Düggen “dükkân” (1-19), cenderme “jandarma” (2-7), ālie “ağlaya” (3-22), mekinie “makineye” (4-54), mezeriñ “mezarın” (4-83), terevi “teravih” (6/16), ezen “ezan” (6/54), teneg “tane” (8/164), tem “tam” (4/67)
-a->-i- Değişmesi
Yöremiz ağzından derlediğimiz metinlerde örneği çok az olan bu değişme gördüğümüz kadarıyla y’nin etkisiyledir.
ġocie “kocaya” (3/1)
-a->-ŏ- Değişmesi
Yöremiz ağzından derlediğimiz metinlerde tek örneğine rastladığımız bir değişmedir.
bazŏrtesūnü “pazartesi günü” (1/217)
-ı->-i- Değişmesi
Yöremiz ağzından derlediğimiz metinlerde bu değişimin sebebi y’nin etkisi ve hece kaynaşması sonucu ortaya çıkar. Ayrıca yabancı kelimelerin kullanımında da rastlamaktayız.
yakió “yakıyor” (1/5), hatiri “hatırı” (3/12), Gıraci “Kır Hacı” (8/207),
-u->-ü- Değişmesi
Yöremiz ağzından derlediğimiz metinlerde özellikle yabancı kelimelerde görülür. Türkçe kelimelerde ise y’nin etkisiyle ortaya çıkar.

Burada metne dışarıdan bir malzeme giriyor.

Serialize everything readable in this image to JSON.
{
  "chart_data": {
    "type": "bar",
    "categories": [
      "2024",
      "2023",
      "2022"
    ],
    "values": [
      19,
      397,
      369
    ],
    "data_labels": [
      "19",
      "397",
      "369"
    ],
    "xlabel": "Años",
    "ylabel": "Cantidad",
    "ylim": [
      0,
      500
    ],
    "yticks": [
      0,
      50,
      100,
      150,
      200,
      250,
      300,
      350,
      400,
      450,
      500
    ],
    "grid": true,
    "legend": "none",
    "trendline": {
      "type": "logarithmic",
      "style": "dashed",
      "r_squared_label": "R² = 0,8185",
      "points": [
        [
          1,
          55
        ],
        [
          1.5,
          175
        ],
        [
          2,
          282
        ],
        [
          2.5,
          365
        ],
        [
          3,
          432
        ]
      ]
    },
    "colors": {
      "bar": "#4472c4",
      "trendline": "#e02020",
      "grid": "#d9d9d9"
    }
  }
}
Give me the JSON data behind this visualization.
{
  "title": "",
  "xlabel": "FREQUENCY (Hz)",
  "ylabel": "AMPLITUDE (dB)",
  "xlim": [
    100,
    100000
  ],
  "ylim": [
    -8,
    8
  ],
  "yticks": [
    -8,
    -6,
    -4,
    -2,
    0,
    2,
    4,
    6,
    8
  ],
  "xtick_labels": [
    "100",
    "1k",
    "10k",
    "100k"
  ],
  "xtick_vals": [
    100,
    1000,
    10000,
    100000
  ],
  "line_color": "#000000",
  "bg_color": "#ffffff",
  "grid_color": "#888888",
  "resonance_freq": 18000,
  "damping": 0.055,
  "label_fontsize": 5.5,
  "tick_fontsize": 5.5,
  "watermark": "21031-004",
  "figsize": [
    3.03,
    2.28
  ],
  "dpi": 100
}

hüdüde “hududa” (1/87), sǖ “suyu” (5/7), hüsusi “hususi” (7/65), cösürlügde “cesurlukta” (8/189),
-o->-ö- Değişmesi
Yöremiz ağzından derlediğimiz metinlerde y’nin etkisiyle ortaya çıkan bir değişmedir.
biöl “bir yol” (1/8), yiödüg “yiyorduk” (1/114), niâpösüñüz “ne yapıyorsunuz” (11/5), çıkiör “çıkıyor” (8/165)
-u->-i- Değişmesi
Yöremiz ağzından derlediğimiz metinlerde y’nin etkisiyle ve küçük ünlü uyumuna uyması sebebiyle ortaya çıkan bir değişikliktir.

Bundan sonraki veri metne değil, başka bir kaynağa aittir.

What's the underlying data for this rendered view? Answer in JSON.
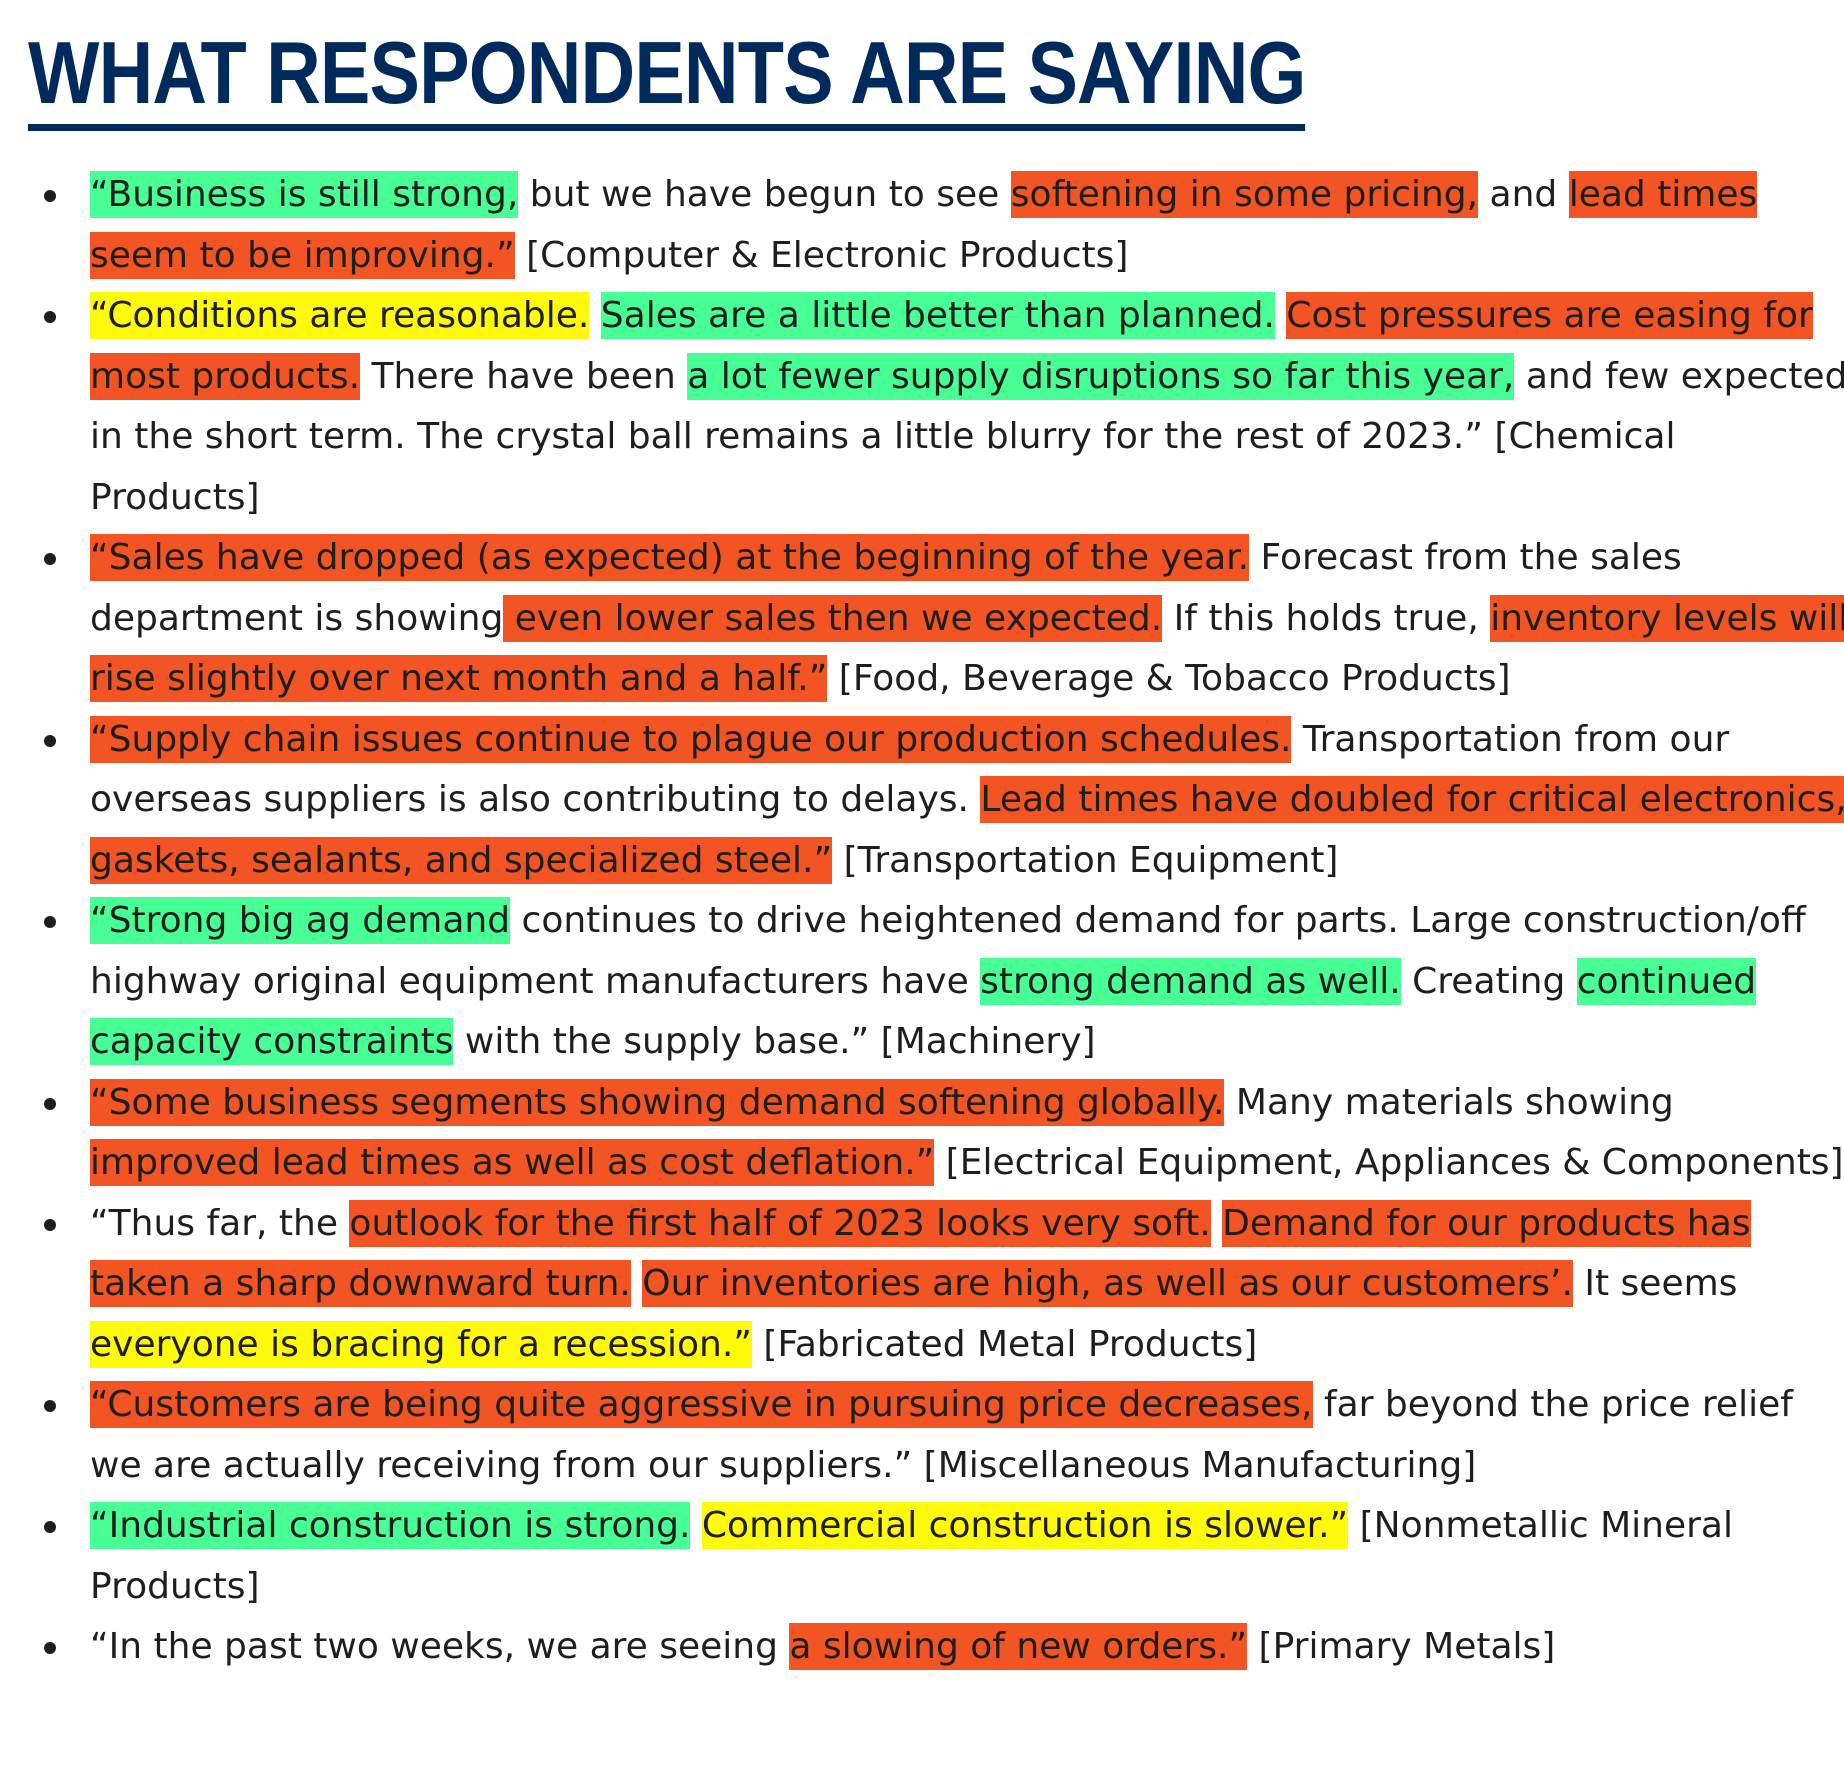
{
  "title": "WHAT RESPONDENTS ARE SAYING",
  "colors": {
    "title": "#002a5c",
    "highlight_green": "#47ff95",
    "highlight_red": "#f25424",
    "highlight_yellow": "#fffa0c",
    "text": "#1e1e1e"
  },
  "quotes": [
    [
      {
        "text": "“Business is still strong,",
        "hl": "green"
      },
      {
        "text": " but we have begun to see ",
        "hl": ""
      },
      {
        "text": "softening in some pricing,",
        "hl": "red"
      },
      {
        "text": " and ",
        "hl": ""
      },
      {
        "text": "lead times seem to be improving.”",
        "hl": "red"
      },
      {
        "text": " [Computer & Electronic Products]",
        "hl": ""
      }
    ],
    [
      {
        "text": "“Conditions are reasonable.",
        "hl": "yellow"
      },
      {
        "text": " ",
        "hl": ""
      },
      {
        "text": "Sales are a little better than planned.",
        "hl": "green"
      },
      {
        "text": " ",
        "hl": ""
      },
      {
        "text": "Cost pressures are easing for most products.",
        "hl": "red"
      },
      {
        "text": " There have been ",
        "hl": ""
      },
      {
        "text": "a lot fewer supply disruptions so far this year,",
        "hl": "green"
      },
      {
        "text": " and few expected in the short term. The crystal ball remains a little blurry for the rest of 2023.” [Chemical Products]",
        "hl": ""
      }
    ],
    [
      {
        "text": "“Sales have dropped (as expected) at the beginning of the year.",
        "hl": "red"
      },
      {
        "text": " Forecast from the sales department is showing",
        "hl": ""
      },
      {
        "text": " even lower sales then we expected.",
        "hl": "red"
      },
      {
        "text": " If this holds true, ",
        "hl": ""
      },
      {
        "text": "inventory levels will rise slightly over next month and a half.”",
        "hl": "red"
      },
      {
        "text": " [Food, Beverage & Tobacco Products]",
        "hl": ""
      }
    ],
    [
      {
        "text": "“Supply chain issues continue to plague our production schedules.",
        "hl": "red"
      },
      {
        "text": " Transportation from our overseas suppliers is also contributing to delays. ",
        "hl": ""
      },
      {
        "text": "Lead times have doubled for critical electronics, gaskets, sealants, and specialized steel.”",
        "hl": "red"
      },
      {
        "text": " [Transportation Equipment]",
        "hl": ""
      }
    ],
    [
      {
        "text": "“Strong big ag demand",
        "hl": "green"
      },
      {
        "text": " continues to drive heightened demand for parts. Large construction/off highway original equipment manufacturers have ",
        "hl": ""
      },
      {
        "text": "strong demand as well.",
        "hl": "green"
      },
      {
        "text": " Creating ",
        "hl": ""
      },
      {
        "text": "continued capacity constraints",
        "hl": "green"
      },
      {
        "text": " with the supply base.” [Machinery]",
        "hl": ""
      }
    ],
    [
      {
        "text": "“Some business segments showing demand softening globally.",
        "hl": "red"
      },
      {
        "text": " Many materials showing ",
        "hl": ""
      },
      {
        "text": "improved lead times as well as cost deflation.”",
        "hl": "red"
      },
      {
        "text": " [Electrical Equipment, Appliances & Components]",
        "hl": ""
      }
    ],
    [
      {
        "text": "“Thus far, the ",
        "hl": ""
      },
      {
        "text": "outlook for the first half of 2023 looks very soft.",
        "hl": "red"
      },
      {
        "text": " ",
        "hl": ""
      },
      {
        "text": "Demand for our products has taken a sharp downward turn.",
        "hl": "red"
      },
      {
        "text": " ",
        "hl": ""
      },
      {
        "text": "Our inventories are high, as well as our customers’.",
        "hl": "red"
      },
      {
        "text": " It seems ",
        "hl": ""
      },
      {
        "text": "everyone is bracing for a recession.”",
        "hl": "yellow"
      },
      {
        "text": " [Fabricated Metal Products]",
        "hl": ""
      }
    ],
    [
      {
        "text": "“Customers are being quite aggressive in pursuing price decreases,",
        "hl": "red"
      },
      {
        "text": " far beyond the price relief we are actually receiving from our suppliers.” [Miscellaneous Manufacturing]",
        "hl": ""
      }
    ],
    [
      {
        "text": "“Industrial construction is strong.",
        "hl": "green"
      },
      {
        "text": " ",
        "hl": ""
      },
      {
        "text": "Commercial construction is slower.”",
        "hl": "yellow"
      },
      {
        "text": " [Nonmetallic Mineral Products]",
        "hl": ""
      }
    ],
    [
      {
        "text": "“In the past two weeks, we are seeing ",
        "hl": ""
      },
      {
        "text": "a slowing of new orders.”",
        "hl": "red"
      },
      {
        "text": " [Primary Metals]",
        "hl": ""
      }
    ]
  ]
}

siüñ “suyun” (1/33), ġabil “kabul” (5/25)
1.2.1.2.İnce Ünlülerin Kalınlaşması
-e->-a- Değişmesi
Yöremiz ağzından derlediğimiz metinlerde örnekleri pek çoktur. Hece kaynaşması sonucu ortaya çıkar. Ayrıca bazı yabancı kelimelerin kullanımında da görülür.

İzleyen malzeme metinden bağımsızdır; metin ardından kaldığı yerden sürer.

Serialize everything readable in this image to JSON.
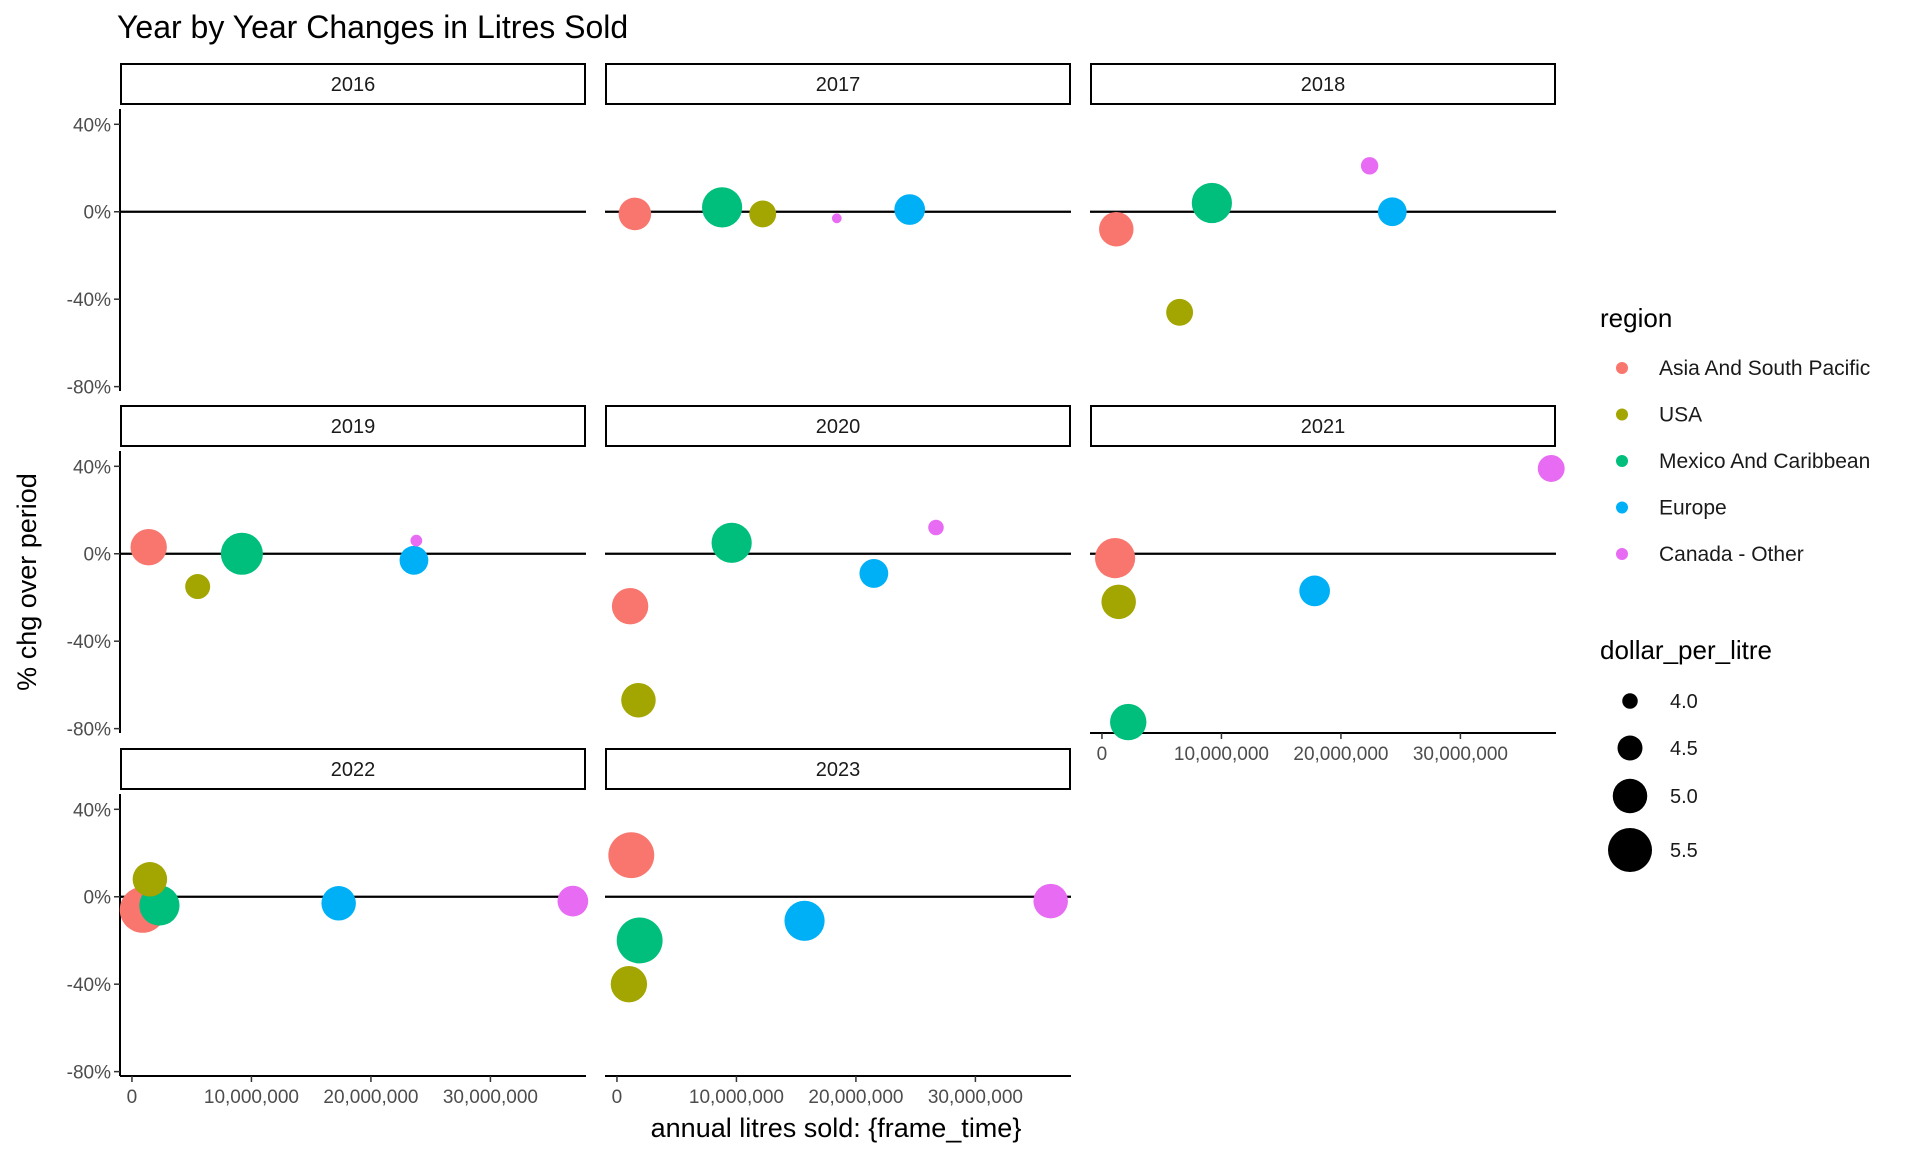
{
  "chart_data": {
    "type": "scatter",
    "title": "Year by Year Changes in Litres Sold",
    "xlabel": "annual litres sold: {frame_time}",
    "ylabel": "% chg over period",
    "x_tick_labels": [
      "0",
      "10,000,000",
      "20,000,000",
      "30,000,000"
    ],
    "y_tick_labels": [
      "40%",
      "0%",
      "-40%",
      "-80%"
    ],
    "xlim": [
      -1000000,
      38000000
    ],
    "ylim": [
      -82,
      47
    ],
    "legend": {
      "color_title": "region",
      "size_title": "dollar_per_litre",
      "regions": [
        {
          "name": "Asia And South Pacific",
          "color": "#F8766D"
        },
        {
          "name": "USA",
          "color": "#A3A500"
        },
        {
          "name": "Mexico And Caribbean",
          "color": "#00BF7D"
        },
        {
          "name": "Europe",
          "color": "#00B0F6"
        },
        {
          "name": "Canada - Other",
          "color": "#E76BF3"
        }
      ],
      "sizes": [
        {
          "label": "4.0",
          "value": 4.0
        },
        {
          "label": "4.5",
          "value": 4.5
        },
        {
          "label": "5.0",
          "value": 5.0
        },
        {
          "label": "5.5",
          "value": 5.5
        }
      ]
    },
    "panels": [
      {
        "year": "2016",
        "points": []
      },
      {
        "year": "2017",
        "points": [
          {
            "region": "Asia And South Pacific",
            "x": 1500000,
            "y": -1,
            "dollar_per_litre": 4.9
          },
          {
            "region": "Mexico And Caribbean",
            "x": 8800000,
            "y": 2,
            "dollar_per_litre": 5.3
          },
          {
            "region": "USA",
            "x": 12200000,
            "y": -1,
            "dollar_per_litre": 4.6
          },
          {
            "region": "Canada - Other",
            "x": 18400000,
            "y": -3,
            "dollar_per_litre": 3.7
          },
          {
            "region": "Europe",
            "x": 24500000,
            "y": 1,
            "dollar_per_litre": 4.8
          }
        ]
      },
      {
        "year": "2018",
        "points": [
          {
            "region": "Asia And South Pacific",
            "x": 1200000,
            "y": -8,
            "dollar_per_litre": 5.0
          },
          {
            "region": "USA",
            "x": 6500000,
            "y": -46,
            "dollar_per_litre": 4.6
          },
          {
            "region": "Mexico And Caribbean",
            "x": 9200000,
            "y": 4,
            "dollar_per_litre": 5.3
          },
          {
            "region": "Canada - Other",
            "x": 22400000,
            "y": 21,
            "dollar_per_litre": 4.1
          },
          {
            "region": "Europe",
            "x": 24300000,
            "y": 0,
            "dollar_per_litre": 4.7
          }
        ]
      },
      {
        "year": "2019",
        "points": [
          {
            "region": "Asia And South Pacific",
            "x": 1400000,
            "y": 3,
            "dollar_per_litre": 5.1
          },
          {
            "region": "USA",
            "x": 5500000,
            "y": -15,
            "dollar_per_litre": 4.5
          },
          {
            "region": "Mexico And Caribbean",
            "x": 9200000,
            "y": 0,
            "dollar_per_litre": 5.4
          },
          {
            "region": "Canada - Other",
            "x": 23800000,
            "y": 6,
            "dollar_per_litre": 3.8
          },
          {
            "region": "Europe",
            "x": 23600000,
            "y": -3,
            "dollar_per_litre": 4.7
          }
        ]
      },
      {
        "year": "2020",
        "points": [
          {
            "region": "Asia And South Pacific",
            "x": 1100000,
            "y": -24,
            "dollar_per_litre": 5.1
          },
          {
            "region": "USA",
            "x": 1800000,
            "y": -67,
            "dollar_per_litre": 5.0
          },
          {
            "region": "Mexico And Caribbean",
            "x": 9600000,
            "y": 5,
            "dollar_per_litre": 5.3
          },
          {
            "region": "Europe",
            "x": 21500000,
            "y": -9,
            "dollar_per_litre": 4.7
          },
          {
            "region": "Canada - Other",
            "x": 26700000,
            "y": 12,
            "dollar_per_litre": 4.0
          }
        ]
      },
      {
        "year": "2021",
        "points": [
          {
            "region": "Asia And South Pacific",
            "x": 1100000,
            "y": -2,
            "dollar_per_litre": 5.3
          },
          {
            "region": "USA",
            "x": 1400000,
            "y": -22,
            "dollar_per_litre": 5.0
          },
          {
            "region": "Mexico And Caribbean",
            "x": 2200000,
            "y": -77,
            "dollar_per_litre": 5.1
          },
          {
            "region": "Europe",
            "x": 17800000,
            "y": -17,
            "dollar_per_litre": 4.8
          },
          {
            "region": "Canada - Other",
            "x": 37600000,
            "y": 39,
            "dollar_per_litre": 4.6
          }
        ]
      },
      {
        "year": "2022",
        "points": [
          {
            "region": "Asia And South Pacific",
            "x": 900000,
            "y": -6,
            "dollar_per_litre": 5.6
          },
          {
            "region": "USA",
            "x": 1500000,
            "y": 8,
            "dollar_per_litre": 5.0
          },
          {
            "region": "Mexico And Caribbean",
            "x": 2300000,
            "y": -4,
            "dollar_per_litre": 5.3
          },
          {
            "region": "Europe",
            "x": 17300000,
            "y": -3,
            "dollar_per_litre": 5.0
          },
          {
            "region": "Canada - Other",
            "x": 36900000,
            "y": -2,
            "dollar_per_litre": 4.8
          }
        ]
      },
      {
        "year": "2023",
        "points": [
          {
            "region": "Asia And South Pacific",
            "x": 1200000,
            "y": 19,
            "dollar_per_litre": 5.6
          },
          {
            "region": "Mexico And Caribbean",
            "x": 1900000,
            "y": -20,
            "dollar_per_litre": 5.6
          },
          {
            "region": "USA",
            "x": 1000000,
            "y": -40,
            "dollar_per_litre": 5.1
          },
          {
            "region": "Europe",
            "x": 15700000,
            "y": -11,
            "dollar_per_litre": 5.3
          },
          {
            "region": "Canada - Other",
            "x": 36300000,
            "y": -2,
            "dollar_per_litre": 5.0
          }
        ]
      }
    ]
  }
}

yān “yeğen” (1/16), hayrad “hayret” (2/11), érmanılar “Ermeniler” (5/11), barabar “beraber” (5/10), Vaysal “Veysel” (6/7), mavzar “mavzer” (8/172), dāmiş “değmiş” (4/16)
-ö->-o-,-ō - Değişmesi
Yöremiz ağzından derlediğimiz metinlerde özellikle uyum bozulmasına sebep olan bir değişmedir.
ġoñülsüz “gönülsüz” (1/235), ōredmennig “öğretmenlik” (3/11), ōsürüg “öksürük” (3/80), Omar “Ömer” (8/4), bōründā “böğründeki” (1/19)
-i->-a- Değişmesi
Yöremiz ağzından derlediğimiz metinlerde ender rastlanan bir değişmedir.
daşnan “taş ile” (5/22), zahar kı “zahir ki” (11/30)
-i->-ı- Değişmesi
Yöremiz ağzından derlediğimiz metinlerde oldukça sık görülen bir değişikliktir. Bu duruma büyük ünlü uyumunun ve vurgunun sebep olduğunu düşünüyoruz. Bu değişme uyum bozulmasına da sebep olur.
yanı “yani” (1/17), ırahmadlıġ “rahmetli” (3/7), ġabır “kabir” (4/11), bizī “bizimki” (6/33), vātıñız “vaktiniz” (7/9), şindikī mı “şimdiki gibi” (8/20), gelmissīz “gelmişsiniz” (9/1)
-i->-u- Değişmesi
Yöremiz ağzından derlediğimiz metinlerde az görülen bir değişmedir. Büyük ünlü uyumu sebebiyle ortaya çıkar.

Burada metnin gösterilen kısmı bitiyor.